4.新しい端末

「もー、こんなに時間かかると思わなかったっ!」


 そう言ってぶんむくれているのはるかだ。図書館から帰り着いた僕らはキッチンに入るなり、さっそくるかに捕まった。


「聞いてよ理仁! お店の対応がね、ほんと信じらんないの!」


 このフレーズ何度目だ? るかが僕のほうに突っかかって遊真に背を向けたのをチャンスと思ったのだろう、遊真はそろりそろりと抜き足差し足で抜け出した。

 リビングまで後ずさったところで、僕を拝むように両手を合わせると、リビングの方の扉からそろっと出て行った。奥のほうで音がしたから、たぶん僕の部屋に逃げ込んだんだろう。

 僕はちらりと視線をそちらにやるが、るかの勢いが止まらないどころか、「よそ見しないのっ!」とか言って僕の顔を無理やり自分に向ける。珍しく積極的だ。
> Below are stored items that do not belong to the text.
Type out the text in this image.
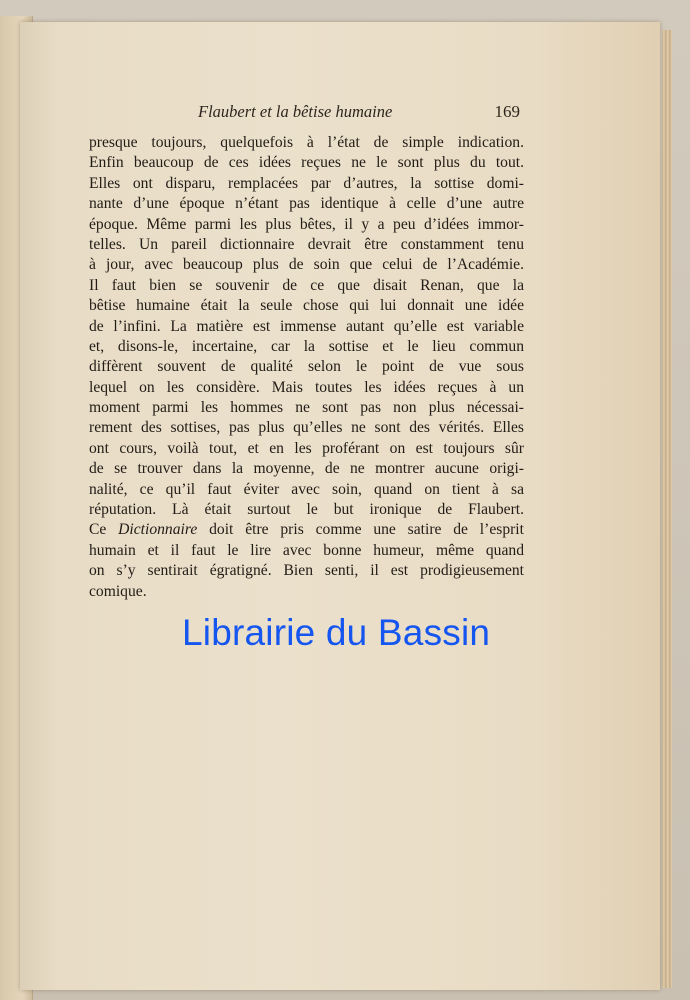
Flaubert et la bêtise humaine	169
presque toujours, quelquefois à l’état de simple indication.
Enfin beaucoup de ces idées reçues ne le sont plus du tout.
Elles ont disparu, remplacées par d’autres, la sottise domi-
nante d’une époque n’étant pas identique à celle d’une autre
époque. Même parmi les plus bêtes, il y a peu d’idées immor-
telles. Un pareil dictionnaire devrait être constamment tenu
à jour, avec beaucoup plus de soin que celui de l’Académie.
Il faut bien se souvenir de ce que disait Renan, que la
bêtise humaine était la seule chose qui lui donnait une idée
de l’infini. La matière est immense autant qu’elle est variable
et, disons-le, incertaine, car la sottise et le lieu commun
diffèrent souvent de qualité selon le point de vue sous
lequel on les considère. Mais toutes les idées reçues à un
moment parmi les hommes ne sont pas non plus nécessai-
rement des sottises, pas plus qu’elles ne sont des vérités. Elles
ont cours, voilà tout, et en les proférant on est toujours sûr
de se trouver dans la moyenne, de ne montrer aucune origi-
nalité, ce qu’il faut éviter avec soin, quand on tient à sa
réputation. Là était surtout le but ironique de Flaubert.
Ce Dictionnaire doit être pris comme une satire de l’esprit
humain et il faut le lire avec bonne humeur, même quand
on s’y sentirait égratigné. Bien senti, il est prodigieusement
comique.
Librairie du Bassin
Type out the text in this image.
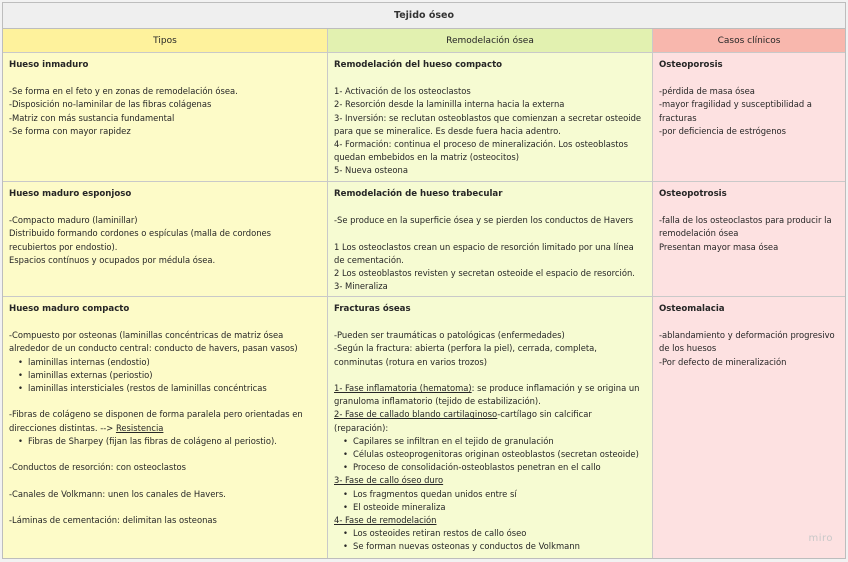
Tejido óseo
Tipos	Remodelación ósea	Casos clínicos
Hueso inmaduro
-Se forma en el feto y en zonas de remodelación ósea.
-Disposición no-laminilar de las fibras colágenas
-Matriz con más sustancia fundamental
-Se forma con mayor rapidez
Remodelación del hueso compacto
1- Activación de los osteoclastos
2- Resorción desde la laminilla interna hacia la externa
3- Inversión: se reclutan osteoblastos que comienzan a secretar osteoide para que se mineralice. Es desde fuera hacia adentro.
4- Formación: continua el proceso de mineralización. Los osteoblastos quedan embebidos en la matriz (osteocitos)
5- Nueva osteona
Osteoporosis
-pérdida de masa ósea
-mayor fragilidad y susceptibilidad a fracturas
-por deficiencia de estrógenos
Hueso maduro esponjoso
-Compacto maduro (laminillar)
Distribuido formando cordones o espículas (malla de cordones recubiertos por endostio).
Espacios contínuos y ocupados por médula ósea.
Remodelación de hueso trabecular
-Se produce en la superficie ósea y se pierden los conductos de Havers
1 Los osteoclastos crean un espacio de resorción limitado por una línea de cementación.
2 Los osteoblastos revisten y secretan osteoide el espacio de resorción.
3- Mineraliza
Osteopotrosis
-falla de los osteoclastos para producir la remodelación ósea
Presentan mayor masa ósea
Hueso maduro compacto
-Compuesto por osteonas (laminillas concéntricas de matriz ósea alrededor de un conducto central: conducto de havers, pasan vasos)
• laminillas internas (endostio)
• laminillas externas (periostio)
• laminillas intersticiales (restos de laminillas concéntricas
-Fibras de colágeno se disponen de forma paralela pero orientadas en direcciones distintas. --> Resistencia
• Fibras de Sharpey (fijan las fibras de colágeno al periostio).
-Conductos de resorción: con osteoclastos
-Canales de Volkmann: unen los canales de Havers.
-Láminas de cementación: delimitan las osteonas
Fracturas óseas
-Pueden ser traumáticas o patológicas (enfermedades)
-Según la fractura: abierta (perfora la piel), cerrada, completa, conminutas (rotura en varios trozos)
1- Fase inflamatoria (hematoma): se produce inflamación y se origina un granuloma inflamatorio (tejido de estabilización).
2- Fase de callado blando cartilaginoso-cartílago sin calcificar (reparación):
• Capilares se infiltran en el tejido de granulación
• Células osteoprogenitoras originan osteoblastos (secretan osteoide)
• Proceso de consolidación-osteoblastos penetran en el callo
3- Fase de callo óseo duro
• Los fragmentos quedan unidos entre sí
• El osteoide mineraliza
4- Fase de remodelación
• Los osteoides retiran restos de callo óseo
• Se forman nuevas osteonas y conductos de Volkmann
Osteomalacia
-ablandamiento y deformación progresivo de los huesos
-Por defecto de mineralización
miro
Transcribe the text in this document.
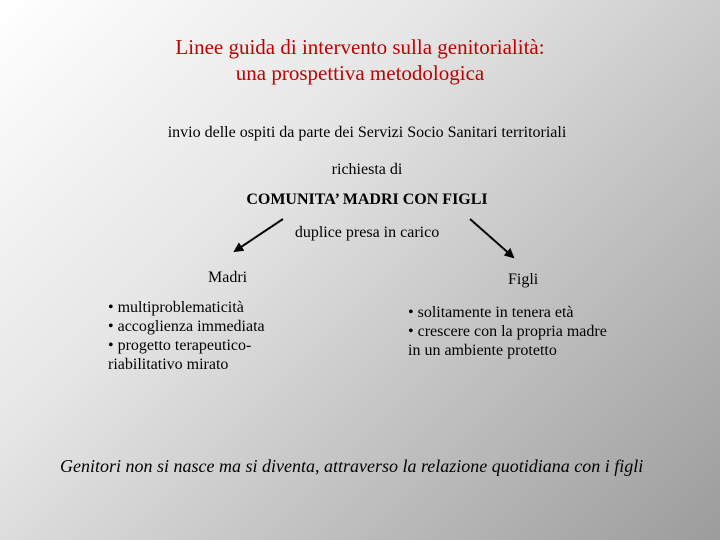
Linee guida di intervento sulla genitorialità:
una prospettiva metodologica
invio delle ospiti da parte dei Servizi Socio Sanitari territoriali
richiesta di
COMUNITA’ MADRI CON FIGLI
duplice presa in carico
Madri	Figli
• multiproblematicità
• accoglienza immediata
• progetto terapeutico-
riabilitativo mirato
• solitamente in tenera età
• crescere con la propria madre
in un ambiente protetto
Genitori non si nasce ma si diventa, attraverso la relazione quotidiana con i figli
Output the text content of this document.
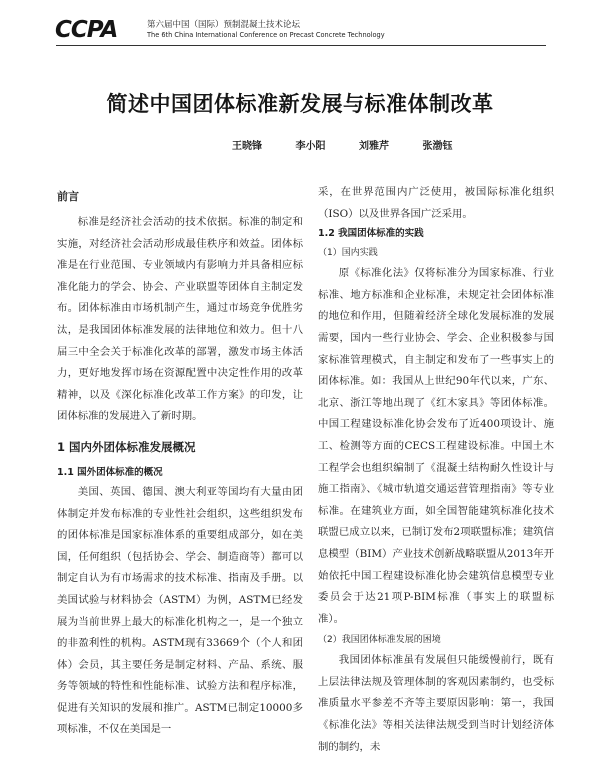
CCPA	第六届中国（国际）预制混凝土技术论坛
The 6th China International Conference on Precast Concrete Technology
简述中国团体标准新发展与标准体制改革
王晓锋	李小阳	刘雅芹	张渤钰
前言

标准是经济社会活动的技术依据。标准的制定和实施，对经济社会活动形成最佳秩序和效益。团体标准是在行业范围、专业领域内有影响力并具备相应标准化能力的学会、协会、产业联盟等团体自主制定发布。团体标准由市场机制产生，通过市场竞争优胜劣汰，是我国团体标准发展的法律地位和效力。但十八届三中全会关于标准化改革的部署，激发市场主体活力，更好地发挥市场在资源配置中决定性作用的改革精神，以及《深化标准化改革工作方案》的印发，让团体标准的发展进入了新时期。

1 国内外团体标准发展概况
1.1 国外团体标准的概况

美国、英国、德国、澳大利亚等国均有大量由团体制定并发布标准的专业性社会组织，这些组织发布的团体标准是国家标准体系的重要组成部分，如在美国，任何组织（包括协会、学会、制造商等）都可以制定自认为有市场需求的技术标准、指南及手册。以美国试验与材料协会（ASTM）为例，ASTM已经发展为当前世界上最大的标准化机构之一，是一个独立的非盈利性的机构。ASTM现有33669个（个人和团体）会员，其主要任务是制定材料、产品、系统、服务等领域的特性和性能标准、试验方法和程序标准，促进有关知识的发展和推广。ASTM已制定10000多项标准，不仅在美国是一

采，在世界范围内广泛使用，被国际标准化组织（ISO）以及世界各国广泛采用。

1.2 我国团体标准的实践
（1）国内实践

原《标准化法》仅将标准分为国家标准、行业标准、地方标准和企业标准，未规定社会团体标准的地位和作用，但随着经济全球化发展标准的发展需要，国内一些行业协会、学会、企业积极参与国家标准管理模式，自主制定和发布了一些事实上的团体标准。如：我国从上世纪90年代以来，广东、北京、浙江等地出现了《红木家具》等团体标准。中国工程建设标准化协会发布了近400项设计、施工、检测等方面的CECS工程建设标准。中国土木工程学会也组织编制了《混凝土结构耐久性设计与施工指南》、《城市轨道交通运营管理指南》等专业标准。在建筑业方面，如全国智能建筑标准化技术联盟已成立以来，已制订发布2项联盟标准；建筑信息模型（BIM）产业技术创新战略联盟从2013年开始依托中国工程建设标准化协会建筑信息模型专业委员会于达21项P-BIM标准（事实上的联盟标准）。

（2）我国团体标准发展的困境

我国团体标准虽有发展但只能缓慢前行，既有上层法律法规及管理体制的客观因素制约，也受标准质量水平参差不齐等主要原因影响：第一，我国《标准化法》等相关法律法规受到当时计划经济体制的制约，未
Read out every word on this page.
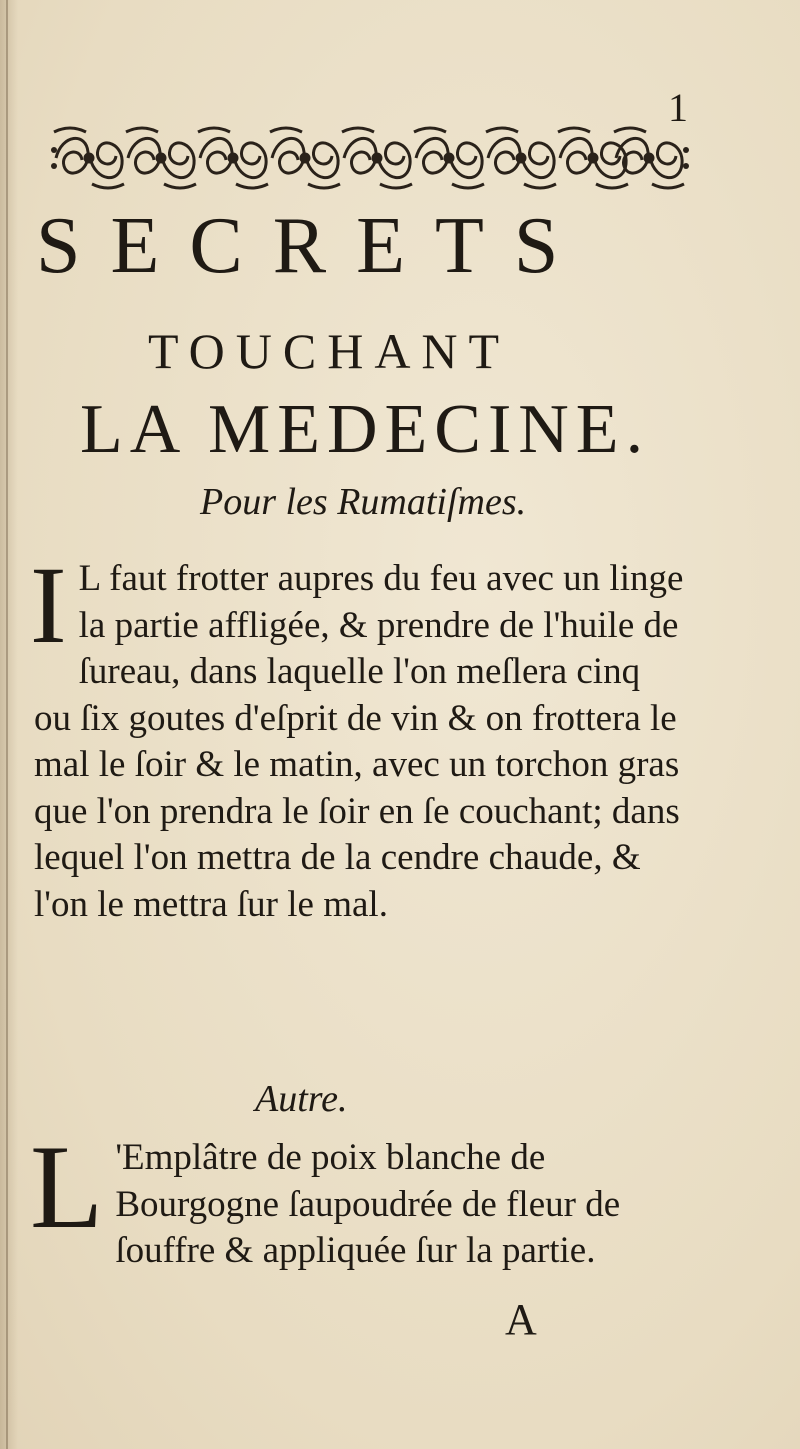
1
SECRETS
TOUCHANT
LA MEDECINE.
Pour les Rumatiſmes.
I L faut frotter aupres du feu avec un linge la partie affligée, & prendre de l'huile de ſureau, dans laquelle l'on meſlera cinq ou ſix goutes d'eſprit de vin & on frottera le mal le ſoir & le matin, avec un torchon gras que l'on prendra le ſoir en ſe couchant; dans lequel l'on mettra de la cendre chaude, & l'on le mettra ſur le mal.
Autre.
L 'Emplâtre de poix blanche de Bourgogne ſaupoudrée de fleur de ſouffre & appliquée ſur la partie.
A
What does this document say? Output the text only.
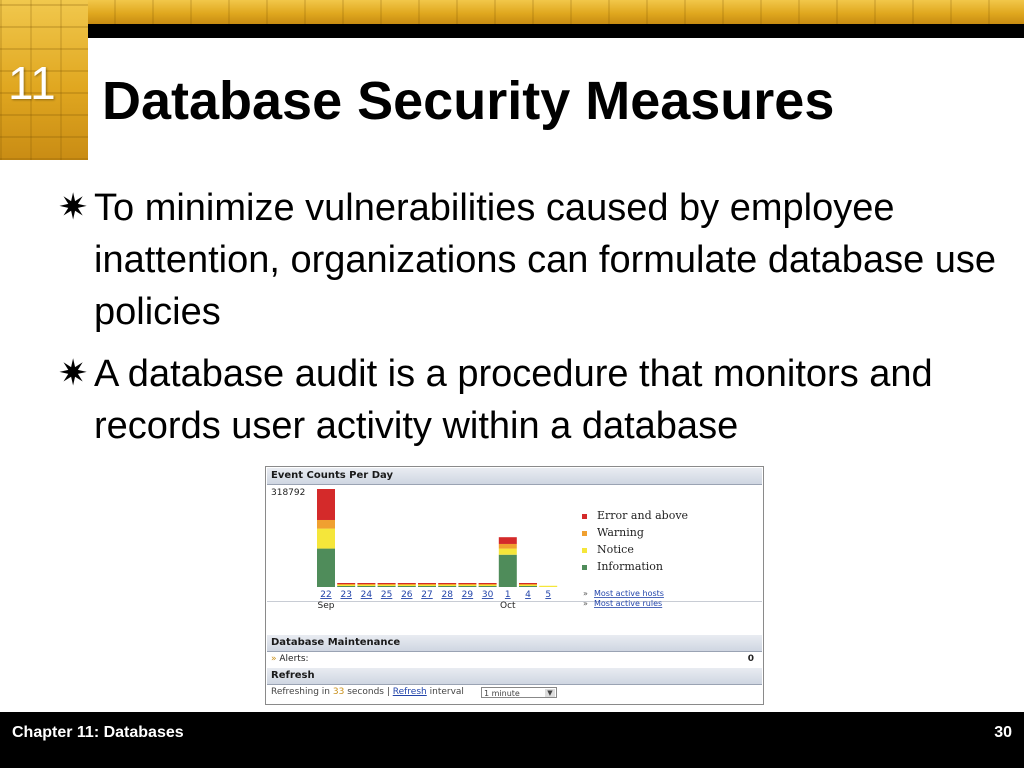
11 Database Security Measures
✷ To minimize vulnerabilities caused by employee inattention, organizations can formulate database use policies
✷ A database audit is a procedure that monitors and records user activity within a database
Event Counts Per Day
318792
22 23 24 25 26 27 28 29 30 1 4 5
Sep	Oct
Error and above
Warning
Notice
Information
» Most active hosts
» Most active rules
Database Maintenance
» Alerts:	0
Refresh
Refreshing in 33 seconds | Refresh interval	1 minute	▼
Chapter 11: Databases	30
 というか、そんな行動を無意識で取るほど、怒っていた。


「そうなんだよなー、なんか知らねーけどさ、店のやつすんげーえらっそーなの」


 ぼうぼうと燃えてるるかに燃料を追加するのは真壁だ。そういや壊したときの話、してたっけな。

 と思ってちらっと目を向けると、真壁はキッチンの椅子にちゃっかり収まって、プリン食べてる。

 おい、それみんなで食うんじゃないのか?


「でしょ? 兄貴もいろいろ言ってくれたんだけどさ、なんていうの? 相手の態度がすっごい不快で。あろうことか兄貴をあたしの彼氏だと勘違いしたらしくってさぁ。ねちねち嫌味いわれたのよっ! あんなのありなの?!」

「え? れお兄に?」

「そう。もう、血管切れそうになっちゃって、兄貴が止めなかったらぶん殴ってた。てか止めてほしくなかったっ! あーっ、思い出しても腹が立つっ!」


 真壁のプリンから目を離してるかに視線を戻すと、両手をこぶしに握ってぶんぶん振り回している。


「れお兄に何言ったの? そいつ」

「思い出しても腹が立つから思い出させないでっ」


 そう言ってぎぬろと僕を見たるかの目が本当に殺気立っている。よほどひどいことを言われたんだろう。


「まあ、ともかく新しいのに変えてもらったんでしょ? よかったじゃない」


 めぐがさすがに見かねたのか助け舟を出してくれた。


「うん、それはよかったんだけどさぁ……」

「そういえば新しいのってそれか?」


 るかの左手首に巻き付いているのを指さすと、怒りの形相を少し抑えてるかはまだ怒り冷めやらぬぶすくれ顔のまま、左手を差し出してきた。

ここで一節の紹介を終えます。